Week 10 Readings-"I'm late, I'm late, for a very important date!"

This weeks readings focused on teaching reading and the different techniques that teachers can use when instructing in an E.L.L. setting.

H.D.B. talked a lot about teaching reading strategies such as skimming, scanning and reviewing. He also listed the many different genres and how teachers can use those different structures to make students aware of the text and discourse structure. There was a sequence given for reading that I had never heard of before called the SQ3R and it involves the different steps students should take when reading a text. H.D.B. also explained that teachers should not simply give their students a text to silently read but to explain why the students are reading the text, what strategies should be used when reading and finally using comprehension activities after the text is read.

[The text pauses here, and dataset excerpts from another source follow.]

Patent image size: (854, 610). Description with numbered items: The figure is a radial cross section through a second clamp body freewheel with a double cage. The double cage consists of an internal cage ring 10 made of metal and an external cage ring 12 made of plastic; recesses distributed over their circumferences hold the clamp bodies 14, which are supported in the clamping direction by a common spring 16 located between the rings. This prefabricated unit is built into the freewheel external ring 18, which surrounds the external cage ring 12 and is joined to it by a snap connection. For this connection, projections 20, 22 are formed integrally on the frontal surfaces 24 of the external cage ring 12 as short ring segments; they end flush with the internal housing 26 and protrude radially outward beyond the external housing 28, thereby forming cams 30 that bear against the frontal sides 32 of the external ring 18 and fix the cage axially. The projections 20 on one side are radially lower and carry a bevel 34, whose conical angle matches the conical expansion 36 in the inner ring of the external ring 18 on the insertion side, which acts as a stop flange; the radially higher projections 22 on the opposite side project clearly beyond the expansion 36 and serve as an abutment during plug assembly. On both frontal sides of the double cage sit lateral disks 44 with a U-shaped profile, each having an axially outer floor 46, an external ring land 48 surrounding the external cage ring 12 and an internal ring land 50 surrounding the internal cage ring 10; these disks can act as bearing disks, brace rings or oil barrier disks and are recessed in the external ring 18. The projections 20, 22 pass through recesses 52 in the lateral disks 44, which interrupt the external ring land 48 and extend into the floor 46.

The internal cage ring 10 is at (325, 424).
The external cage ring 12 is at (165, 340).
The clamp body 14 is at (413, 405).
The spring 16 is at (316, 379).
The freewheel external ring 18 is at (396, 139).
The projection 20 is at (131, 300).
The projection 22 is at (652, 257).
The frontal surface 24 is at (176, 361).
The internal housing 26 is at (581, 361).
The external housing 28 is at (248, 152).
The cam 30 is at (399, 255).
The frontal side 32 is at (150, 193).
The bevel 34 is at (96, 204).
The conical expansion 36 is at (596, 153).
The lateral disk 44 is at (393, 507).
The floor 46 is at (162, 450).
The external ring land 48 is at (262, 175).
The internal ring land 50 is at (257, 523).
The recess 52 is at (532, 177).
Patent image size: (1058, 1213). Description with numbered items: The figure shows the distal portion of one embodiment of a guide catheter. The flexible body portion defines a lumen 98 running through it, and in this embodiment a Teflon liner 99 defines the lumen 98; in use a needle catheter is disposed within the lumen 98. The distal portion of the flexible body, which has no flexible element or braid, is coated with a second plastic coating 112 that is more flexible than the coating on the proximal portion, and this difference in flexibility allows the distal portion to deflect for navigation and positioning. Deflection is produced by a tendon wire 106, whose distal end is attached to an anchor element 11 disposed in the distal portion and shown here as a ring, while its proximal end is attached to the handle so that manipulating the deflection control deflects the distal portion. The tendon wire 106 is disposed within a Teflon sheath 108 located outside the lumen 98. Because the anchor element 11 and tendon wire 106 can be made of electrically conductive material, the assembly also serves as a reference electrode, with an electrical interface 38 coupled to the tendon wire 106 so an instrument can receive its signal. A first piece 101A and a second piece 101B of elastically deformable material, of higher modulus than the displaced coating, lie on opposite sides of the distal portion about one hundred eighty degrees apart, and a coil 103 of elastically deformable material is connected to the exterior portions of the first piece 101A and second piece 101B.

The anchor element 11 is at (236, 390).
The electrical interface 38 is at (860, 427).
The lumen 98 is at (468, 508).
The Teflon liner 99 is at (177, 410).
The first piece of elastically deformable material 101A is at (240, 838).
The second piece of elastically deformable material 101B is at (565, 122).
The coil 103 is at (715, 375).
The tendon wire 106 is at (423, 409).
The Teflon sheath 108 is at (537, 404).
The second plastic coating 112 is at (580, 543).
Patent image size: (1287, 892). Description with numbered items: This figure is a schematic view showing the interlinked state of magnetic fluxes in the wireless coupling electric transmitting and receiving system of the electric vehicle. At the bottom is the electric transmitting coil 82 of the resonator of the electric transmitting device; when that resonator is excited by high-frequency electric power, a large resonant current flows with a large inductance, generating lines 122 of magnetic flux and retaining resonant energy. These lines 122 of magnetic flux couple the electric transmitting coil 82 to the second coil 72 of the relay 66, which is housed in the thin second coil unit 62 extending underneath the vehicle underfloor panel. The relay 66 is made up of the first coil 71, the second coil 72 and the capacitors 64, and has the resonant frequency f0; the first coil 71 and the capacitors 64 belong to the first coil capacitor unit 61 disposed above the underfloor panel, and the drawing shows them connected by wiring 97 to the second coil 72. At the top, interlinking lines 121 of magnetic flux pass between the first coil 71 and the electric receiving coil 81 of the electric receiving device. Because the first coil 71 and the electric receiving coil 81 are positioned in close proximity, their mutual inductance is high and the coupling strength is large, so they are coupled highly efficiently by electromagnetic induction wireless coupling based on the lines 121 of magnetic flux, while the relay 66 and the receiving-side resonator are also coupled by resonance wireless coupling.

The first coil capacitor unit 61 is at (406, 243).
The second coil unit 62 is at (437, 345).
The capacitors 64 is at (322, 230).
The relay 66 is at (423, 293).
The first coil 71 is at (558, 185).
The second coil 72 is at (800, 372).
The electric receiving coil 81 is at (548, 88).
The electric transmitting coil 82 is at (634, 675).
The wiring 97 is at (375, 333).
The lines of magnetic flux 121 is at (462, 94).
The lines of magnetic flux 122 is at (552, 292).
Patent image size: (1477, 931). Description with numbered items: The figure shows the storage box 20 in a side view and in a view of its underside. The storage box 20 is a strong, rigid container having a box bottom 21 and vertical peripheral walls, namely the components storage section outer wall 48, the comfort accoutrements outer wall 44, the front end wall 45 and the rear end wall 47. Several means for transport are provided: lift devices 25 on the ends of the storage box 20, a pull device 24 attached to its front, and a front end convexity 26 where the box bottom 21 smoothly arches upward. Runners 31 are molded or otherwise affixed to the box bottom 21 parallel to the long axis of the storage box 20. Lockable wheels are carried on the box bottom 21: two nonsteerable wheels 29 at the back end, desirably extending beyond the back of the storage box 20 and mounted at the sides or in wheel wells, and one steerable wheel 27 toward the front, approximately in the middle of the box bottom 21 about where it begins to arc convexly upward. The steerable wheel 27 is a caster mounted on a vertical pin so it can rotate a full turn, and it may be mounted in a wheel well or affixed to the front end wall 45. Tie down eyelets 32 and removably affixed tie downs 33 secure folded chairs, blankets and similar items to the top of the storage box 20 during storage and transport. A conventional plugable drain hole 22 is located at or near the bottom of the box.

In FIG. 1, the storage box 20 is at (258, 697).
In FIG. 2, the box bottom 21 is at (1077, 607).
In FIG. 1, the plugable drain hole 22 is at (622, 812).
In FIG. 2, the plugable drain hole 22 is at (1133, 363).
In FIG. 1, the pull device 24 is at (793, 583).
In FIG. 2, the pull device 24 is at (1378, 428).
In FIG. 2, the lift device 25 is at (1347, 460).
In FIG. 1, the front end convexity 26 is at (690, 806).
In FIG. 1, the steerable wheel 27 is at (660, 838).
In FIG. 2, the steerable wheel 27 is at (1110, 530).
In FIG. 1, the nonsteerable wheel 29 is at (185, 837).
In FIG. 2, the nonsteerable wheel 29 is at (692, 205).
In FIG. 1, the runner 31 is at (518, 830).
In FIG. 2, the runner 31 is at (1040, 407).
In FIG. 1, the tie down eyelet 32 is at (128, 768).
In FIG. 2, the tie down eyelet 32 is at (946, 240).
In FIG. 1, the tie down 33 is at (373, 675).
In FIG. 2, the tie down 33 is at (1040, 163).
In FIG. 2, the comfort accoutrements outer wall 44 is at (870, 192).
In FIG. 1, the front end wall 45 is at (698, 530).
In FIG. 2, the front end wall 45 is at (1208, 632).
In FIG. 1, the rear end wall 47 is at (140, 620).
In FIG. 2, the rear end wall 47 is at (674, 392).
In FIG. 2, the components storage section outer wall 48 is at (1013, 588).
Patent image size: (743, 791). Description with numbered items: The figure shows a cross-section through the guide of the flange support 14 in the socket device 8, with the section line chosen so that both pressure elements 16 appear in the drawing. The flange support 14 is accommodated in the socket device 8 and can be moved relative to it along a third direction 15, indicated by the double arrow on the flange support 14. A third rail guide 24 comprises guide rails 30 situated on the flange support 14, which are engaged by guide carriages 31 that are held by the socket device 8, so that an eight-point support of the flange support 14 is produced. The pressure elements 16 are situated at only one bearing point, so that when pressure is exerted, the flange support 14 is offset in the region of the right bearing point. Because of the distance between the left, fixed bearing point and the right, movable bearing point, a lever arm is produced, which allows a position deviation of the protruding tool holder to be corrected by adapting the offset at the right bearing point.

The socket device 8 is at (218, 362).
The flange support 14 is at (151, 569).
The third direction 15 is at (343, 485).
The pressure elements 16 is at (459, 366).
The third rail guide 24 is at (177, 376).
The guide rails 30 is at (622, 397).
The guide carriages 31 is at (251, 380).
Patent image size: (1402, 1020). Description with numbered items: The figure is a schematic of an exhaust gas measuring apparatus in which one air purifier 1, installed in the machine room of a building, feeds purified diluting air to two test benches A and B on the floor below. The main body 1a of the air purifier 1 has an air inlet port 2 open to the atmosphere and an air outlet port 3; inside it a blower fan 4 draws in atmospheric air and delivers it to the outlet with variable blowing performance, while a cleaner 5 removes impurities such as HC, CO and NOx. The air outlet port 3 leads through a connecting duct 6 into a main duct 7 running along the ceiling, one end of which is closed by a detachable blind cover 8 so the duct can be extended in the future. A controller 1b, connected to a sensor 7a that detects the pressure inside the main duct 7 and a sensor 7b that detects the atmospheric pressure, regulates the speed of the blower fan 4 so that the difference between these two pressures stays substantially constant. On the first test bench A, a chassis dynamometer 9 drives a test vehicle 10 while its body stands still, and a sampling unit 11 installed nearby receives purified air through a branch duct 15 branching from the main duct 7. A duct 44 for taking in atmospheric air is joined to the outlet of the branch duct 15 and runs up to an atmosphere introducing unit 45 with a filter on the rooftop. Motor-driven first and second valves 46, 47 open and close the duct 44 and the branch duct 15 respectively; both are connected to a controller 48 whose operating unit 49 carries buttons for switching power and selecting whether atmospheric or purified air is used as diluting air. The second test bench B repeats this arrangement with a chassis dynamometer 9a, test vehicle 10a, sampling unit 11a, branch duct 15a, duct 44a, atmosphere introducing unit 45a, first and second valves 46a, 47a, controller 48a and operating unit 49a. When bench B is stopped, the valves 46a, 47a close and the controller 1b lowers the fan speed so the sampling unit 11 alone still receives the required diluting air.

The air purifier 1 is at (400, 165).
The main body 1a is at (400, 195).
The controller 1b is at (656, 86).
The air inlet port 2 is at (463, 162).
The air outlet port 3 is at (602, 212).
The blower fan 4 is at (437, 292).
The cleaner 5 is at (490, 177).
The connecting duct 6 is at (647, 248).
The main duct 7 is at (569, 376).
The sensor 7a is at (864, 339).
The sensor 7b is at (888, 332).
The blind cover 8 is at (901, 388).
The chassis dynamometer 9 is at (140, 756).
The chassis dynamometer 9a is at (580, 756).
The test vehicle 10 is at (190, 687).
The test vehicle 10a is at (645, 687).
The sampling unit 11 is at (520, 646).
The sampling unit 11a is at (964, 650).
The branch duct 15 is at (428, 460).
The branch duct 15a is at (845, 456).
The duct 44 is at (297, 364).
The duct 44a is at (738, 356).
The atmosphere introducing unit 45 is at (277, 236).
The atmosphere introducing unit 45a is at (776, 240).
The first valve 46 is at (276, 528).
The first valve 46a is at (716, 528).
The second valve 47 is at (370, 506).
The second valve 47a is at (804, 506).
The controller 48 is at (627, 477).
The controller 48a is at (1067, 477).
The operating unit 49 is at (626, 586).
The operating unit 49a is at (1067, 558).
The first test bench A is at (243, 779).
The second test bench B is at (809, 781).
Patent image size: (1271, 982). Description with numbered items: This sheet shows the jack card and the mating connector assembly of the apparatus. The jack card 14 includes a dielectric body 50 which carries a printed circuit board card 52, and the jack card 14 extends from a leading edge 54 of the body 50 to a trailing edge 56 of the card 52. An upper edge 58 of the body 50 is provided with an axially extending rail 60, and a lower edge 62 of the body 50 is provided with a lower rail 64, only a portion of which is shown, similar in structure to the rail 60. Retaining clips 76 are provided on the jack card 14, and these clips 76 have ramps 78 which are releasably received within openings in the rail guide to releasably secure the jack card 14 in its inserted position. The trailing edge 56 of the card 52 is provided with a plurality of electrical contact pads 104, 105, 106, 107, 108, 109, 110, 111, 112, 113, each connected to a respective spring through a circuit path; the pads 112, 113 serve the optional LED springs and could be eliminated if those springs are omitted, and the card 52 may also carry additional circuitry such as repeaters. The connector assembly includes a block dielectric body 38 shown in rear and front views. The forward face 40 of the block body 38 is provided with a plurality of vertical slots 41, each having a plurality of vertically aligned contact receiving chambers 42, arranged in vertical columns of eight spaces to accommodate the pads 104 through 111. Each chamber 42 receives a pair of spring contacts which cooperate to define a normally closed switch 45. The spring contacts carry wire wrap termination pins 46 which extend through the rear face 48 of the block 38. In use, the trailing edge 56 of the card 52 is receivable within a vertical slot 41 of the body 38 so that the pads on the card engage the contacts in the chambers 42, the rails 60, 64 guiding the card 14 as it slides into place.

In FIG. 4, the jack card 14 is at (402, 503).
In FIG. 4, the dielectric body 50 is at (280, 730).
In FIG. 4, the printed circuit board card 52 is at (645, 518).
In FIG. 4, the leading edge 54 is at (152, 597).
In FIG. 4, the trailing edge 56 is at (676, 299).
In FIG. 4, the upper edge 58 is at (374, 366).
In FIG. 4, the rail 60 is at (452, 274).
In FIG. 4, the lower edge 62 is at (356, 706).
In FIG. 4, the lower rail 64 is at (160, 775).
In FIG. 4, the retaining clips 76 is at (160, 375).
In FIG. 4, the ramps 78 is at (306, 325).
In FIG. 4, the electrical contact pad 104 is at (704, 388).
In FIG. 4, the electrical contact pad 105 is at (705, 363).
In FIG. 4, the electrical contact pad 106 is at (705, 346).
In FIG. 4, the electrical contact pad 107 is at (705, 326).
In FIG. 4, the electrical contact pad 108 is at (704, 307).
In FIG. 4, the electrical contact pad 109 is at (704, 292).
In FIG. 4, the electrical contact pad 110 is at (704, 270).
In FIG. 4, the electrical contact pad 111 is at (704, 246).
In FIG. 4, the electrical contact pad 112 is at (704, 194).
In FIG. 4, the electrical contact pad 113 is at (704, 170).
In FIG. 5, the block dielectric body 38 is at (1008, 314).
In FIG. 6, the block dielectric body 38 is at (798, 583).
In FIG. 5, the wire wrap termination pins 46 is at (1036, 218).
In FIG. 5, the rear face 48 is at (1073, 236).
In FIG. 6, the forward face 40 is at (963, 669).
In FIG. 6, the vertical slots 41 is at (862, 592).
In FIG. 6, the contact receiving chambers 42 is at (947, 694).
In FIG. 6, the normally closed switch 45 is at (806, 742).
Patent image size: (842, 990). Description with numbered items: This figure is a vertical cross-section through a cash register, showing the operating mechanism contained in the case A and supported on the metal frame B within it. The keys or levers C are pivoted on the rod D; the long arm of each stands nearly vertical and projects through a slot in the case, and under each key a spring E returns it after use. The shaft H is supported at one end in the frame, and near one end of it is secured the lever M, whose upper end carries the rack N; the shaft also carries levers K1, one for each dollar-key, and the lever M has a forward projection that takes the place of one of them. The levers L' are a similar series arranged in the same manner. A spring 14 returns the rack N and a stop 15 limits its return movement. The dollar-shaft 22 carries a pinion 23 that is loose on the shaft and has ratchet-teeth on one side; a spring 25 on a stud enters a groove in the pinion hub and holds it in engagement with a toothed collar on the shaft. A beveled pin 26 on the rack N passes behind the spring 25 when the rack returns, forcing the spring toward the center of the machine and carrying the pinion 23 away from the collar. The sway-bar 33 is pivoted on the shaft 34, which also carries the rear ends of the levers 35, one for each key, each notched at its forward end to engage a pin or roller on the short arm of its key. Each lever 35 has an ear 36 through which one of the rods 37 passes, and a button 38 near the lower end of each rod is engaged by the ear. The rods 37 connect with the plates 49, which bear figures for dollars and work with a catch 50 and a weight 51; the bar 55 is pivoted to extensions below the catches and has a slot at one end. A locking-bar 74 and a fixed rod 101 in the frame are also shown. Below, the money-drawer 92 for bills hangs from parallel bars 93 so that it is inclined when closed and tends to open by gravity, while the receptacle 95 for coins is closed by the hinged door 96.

The peanut butter book broke down the different reading strategies even more to top-down and bottom-up processing. It was concluded in the book that a mixture of both is best for students. It was also stated that readers take one of two stances on reading: efferent and aesthetic. An example of efferent is when graduate students read text books they are expecting to take away a certain amount of information. Aesthetic reading is different in the fact that reading is done for the experience and not for the specific purpose of gaining information (although that can happen on accident in aesthetic reading). I like the example the book gave of the boy listening to the story of Alice and Wonderland and when the rabbits says, "I'm late, I'm late, for a very important date!" he tells his dad that rabbits cannot talk. In this instance the boy missed the aesthetic purpose of the text by taking a efferent stance.

I gained a lot of information about reading and I think of the idea of teaching reading a lot differently. For one, reading is not simply about saying the words out loud but it is about the structure of the text and the background knowledge that students bring to the text. Also, the idea of cohesive ties can be very difficult to teach but with exposure to the words and their contexts students can learn about their importance in texts.